Kadın cinayetlerinin sayılarıyla birlikte şiddetleri de, bu cinayetlerin üzerini kapatmaya çalışanların sayısı da arttı. Küçük kız çocukları da şiddetten korunamamakta, hatta koskoca bir köy bir araya gelip savunmasız bir çocuğun ailesi tarafından öldürülmesine göz yumdu ve kanıtları gizledi. Narin’e hala ne olduğunu bilmiyoruz ama şurası kesin, yaşının küçük olması onu korumadı.

Bu şekilde verileri toplamak zor olduğu için 2024 yılına ait net bir rakam vermek de tabii ki mümkün olmuyor. Tüm bu bilgiler doğrultusunda kesin olan tek şey, bir ülkede her yıl en az 429 kadın sırf kadın olduğu için öldürülüyorsa o ülkede alarmların çalması ve acilen bu cinayetleri durduran politikaların geliştirilmesi gerekmekte. Belli ki tedbir kararları da ne kadın cinayetlerini ne kadınlara yönelik diğer şiddet türlerini durdurabilmekte, sonuç olarak adeta bir cinskırım yaşanmakta.

Kadın cinayetleri yaşadıklarımızın sadece bir boyutu. Diğer tarafta kimlik mücadelelerimiz de devam etmekte. En basit hakkımız olan soyadımızı bile evlenirsek fiilen kendimiz seçemiyoruz. Anayasa Mahkemesi kararına rağmen uygulamada kadınların bu hakkı ellerinden alınmış durumda.

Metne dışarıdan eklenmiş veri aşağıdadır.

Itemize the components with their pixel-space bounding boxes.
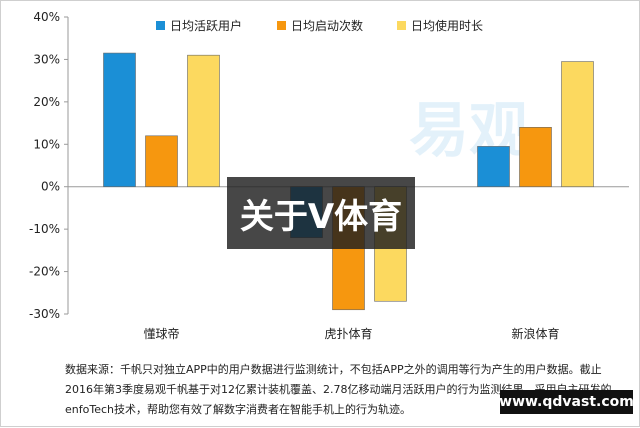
bar [561, 61, 594, 188]
bar [477, 146, 510, 188]
bar [145, 135, 178, 188]
watermark-brand: 易观 [409, 96, 529, 166]
category-label: 新浪体育 [511, 326, 559, 341]
legend-label: 日均活跃用户 [170, 18, 242, 33]
legend-swatch [277, 21, 286, 30]
y-tick-label: -20% [29, 265, 60, 279]
legend-swatch [397, 21, 406, 30]
watermark-url: www.qdvast.com [499, 390, 634, 414]
y-tick-label: 40% [33, 10, 60, 24]
legend-label: 日均启动次数 [291, 18, 363, 33]
source-note: 数据来源：千帆只对独立APP中的用户数据进行监测统计，不包括APP之外的调用等行… [65, 363, 612, 416]
y-tick-label: 30% [33, 52, 60, 66]
y-tick-label: -10% [29, 222, 60, 236]
overlay-title: 关于V体育 [227, 177, 415, 249]
category-label: 懂球帝 [143, 326, 179, 341]
bar [187, 54, 220, 188]
legend-label: 日均使用时长 [411, 18, 483, 33]
y-tick-label: 10% [33, 137, 60, 151]
y-tick-label: 0% [41, 180, 60, 194]
category-label: 虎扑体育 [324, 326, 372, 341]
bar [519, 127, 552, 188]
y-tick-label: -30% [29, 307, 60, 321]
legend-swatch [156, 21, 165, 30]
bar [103, 52, 136, 188]
y-tick-label: 20% [33, 95, 60, 109]
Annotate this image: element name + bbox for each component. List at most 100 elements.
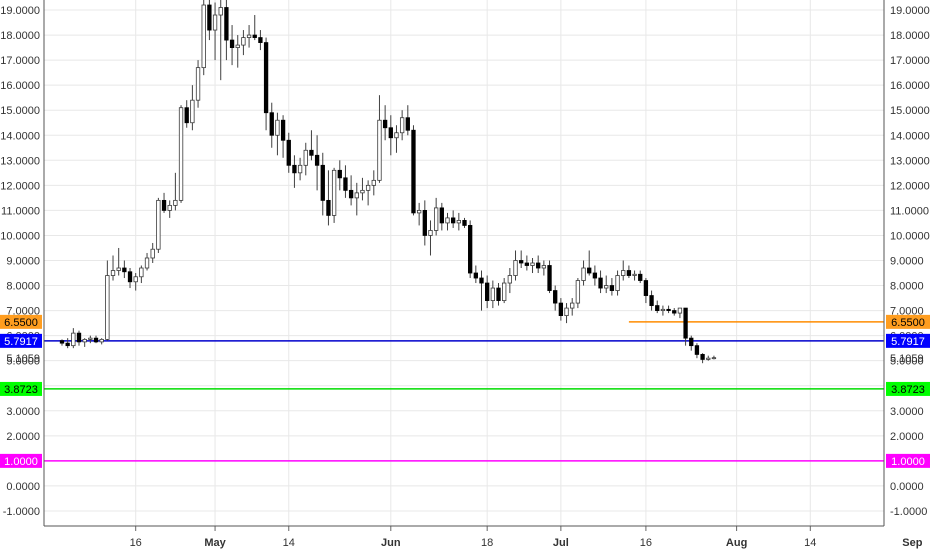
candle-body — [473, 272, 478, 279]
candle-body — [144, 257, 150, 269]
last-price-label: 5.1059 — [890, 353, 924, 365]
candle-body — [65, 342, 70, 347]
x-tick-label: Sep — [902, 537, 922, 549]
candle-body — [309, 149, 314, 156]
price-badge-label: 3.8723 — [4, 384, 38, 396]
price-badge — [886, 453, 930, 468]
candle-body — [485, 282, 490, 301]
candle-body — [195, 67, 201, 101]
candle-body — [524, 262, 530, 266]
candle-body — [258, 37, 263, 43]
y-tick-label: 11.0000 — [1, 205, 40, 217]
y-axis-left: -1.00000.00001.00002.00003.00004.00005.0… — [0, 5, 40, 518]
candle-body — [229, 39, 235, 48]
candle-body — [314, 154, 320, 166]
candle-body — [411, 129, 416, 214]
candle-body — [519, 260, 524, 264]
candle-body — [93, 337, 99, 343]
x-tick-label: Jun — [381, 537, 401, 549]
candle-body — [59, 340, 65, 344]
y-tick-label: 2.0000 — [6, 431, 40, 443]
x-tick-label: 16 — [130, 537, 142, 549]
price-badge — [886, 381, 930, 396]
candle-body — [320, 164, 325, 201]
candle-body — [399, 117, 405, 134]
y-tick-label: 8.0000 — [890, 281, 924, 293]
candle-body — [416, 209, 422, 214]
candle-body — [110, 270, 116, 276]
candle-body — [173, 199, 178, 206]
y-tick-label: 0.0000 — [890, 481, 924, 493]
candle-body — [456, 220, 461, 224]
price-badge — [0, 381, 42, 396]
y-tick-label: -1.0000 — [3, 506, 40, 518]
x-tick-label: May — [204, 537, 226, 549]
price-badges: 6.5500 6.5500 5.7917 5.7917 3.8723 3.8723 1.00… — [0, 314, 930, 468]
candle-body — [711, 357, 717, 360]
candle-body — [604, 285, 609, 289]
candle-body — [405, 117, 410, 131]
x-tick-label: Jul — [553, 537, 569, 549]
x-tick-label: 18 — [481, 537, 493, 549]
candle-body — [105, 275, 110, 340]
candles — [59, 0, 717, 364]
candle-body — [241, 37, 246, 46]
candle-body — [190, 99, 195, 124]
y-tick-label: 5.0000 — [6, 356, 40, 368]
candle-body — [235, 44, 240, 48]
y-tick-label: 18.0000 — [890, 30, 930, 42]
candle-body — [496, 287, 501, 301]
candle-body — [564, 307, 569, 317]
y-tick-label: 3.0000 — [6, 406, 40, 418]
candle-body — [621, 270, 626, 276]
y-tick-label: 12.0000 — [890, 180, 930, 192]
candle-body — [360, 189, 365, 194]
candle-body — [201, 4, 206, 69]
price-badge — [0, 333, 42, 348]
candle-body — [218, 7, 223, 16]
candle-body — [706, 357, 711, 360]
candle-body — [76, 332, 82, 343]
candle-body — [116, 267, 121, 271]
candle-body — [394, 132, 399, 139]
candle-body — [354, 192, 359, 199]
candle-body — [388, 127, 393, 139]
y-tick-label: 14.0000 — [0, 130, 40, 142]
price-badge-label: 1.0000 — [4, 456, 38, 468]
candle-body — [553, 290, 558, 304]
axes — [43, 0, 885, 531]
candle-body — [462, 220, 467, 226]
y-tick-label: 16.0000 — [0, 80, 40, 92]
candle-body — [133, 276, 138, 283]
candle-body — [451, 217, 456, 224]
candle-body — [666, 308, 671, 311]
candle-body — [649, 295, 654, 306]
candle-body — [184, 107, 189, 124]
candle-body — [212, 14, 218, 31]
candle-body — [660, 308, 666, 311]
y-tick-label: 0.0000 — [6, 481, 40, 493]
y-tick-label: 3.0000 — [890, 406, 924, 418]
grid-lines — [44, 0, 884, 526]
candle-body — [343, 177, 348, 191]
candle-body — [82, 338, 87, 343]
candle-body — [490, 287, 495, 301]
candle-body — [547, 265, 552, 291]
candle-body — [303, 149, 308, 166]
y-tick-label: 12.0000 — [0, 180, 40, 192]
candle-body — [371, 179, 376, 186]
price-badge — [886, 314, 930, 329]
candle-body — [694, 345, 700, 355]
y-tick-label: 8.0000 — [6, 281, 40, 293]
candle-body — [150, 248, 155, 259]
candle-body — [689, 337, 694, 347]
price-badge-label: 1.0000 — [891, 456, 925, 468]
price-badge-label: 3.8723 — [891, 384, 925, 396]
y-tick-label: 13.0000 — [890, 155, 930, 167]
candle-body — [615, 275, 620, 291]
candle-body — [377, 119, 382, 181]
price-badge-label: 5.7917 — [4, 336, 38, 348]
candle-body — [207, 4, 212, 31]
price-badge — [0, 453, 42, 468]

Sürekli bir yargı paketinde bir gece yarısı bu hakları tamamen kaybedecek miyiz diye endişe içindeyiz. Kadın dernekleri, barolar ve örgütlenen kadınlar direnmese çoktan soyadımızdan tamamen olacaktık.

Mart 2024 yerel seçimlerinde kadın belediye başkan oranı %1,5’ten %5,5’e yükseldi. Basında her seçilen kadın belediye başkanının profili bol fotoğraflı övgülerle paylaşılmış olsa da kadınların yerelde aslında pek de temsil edilmediklerini söylemek mümkün.

Peki 2024’ten yeni yıla miras kalan neler var: (kapsayıcı bir liste olmamakla beraber) evlilik yaşının tartışılması, evli kadınların soyadını koruma hakkı, kadın işsizliği ve yoksulluğunun artışı, kadını bir birey olarak değil onu aile yapısı içinde algılayan bir bakış açısı, artan kadın ve çocuk cinayetleri ve cinsel istismar vakaları. 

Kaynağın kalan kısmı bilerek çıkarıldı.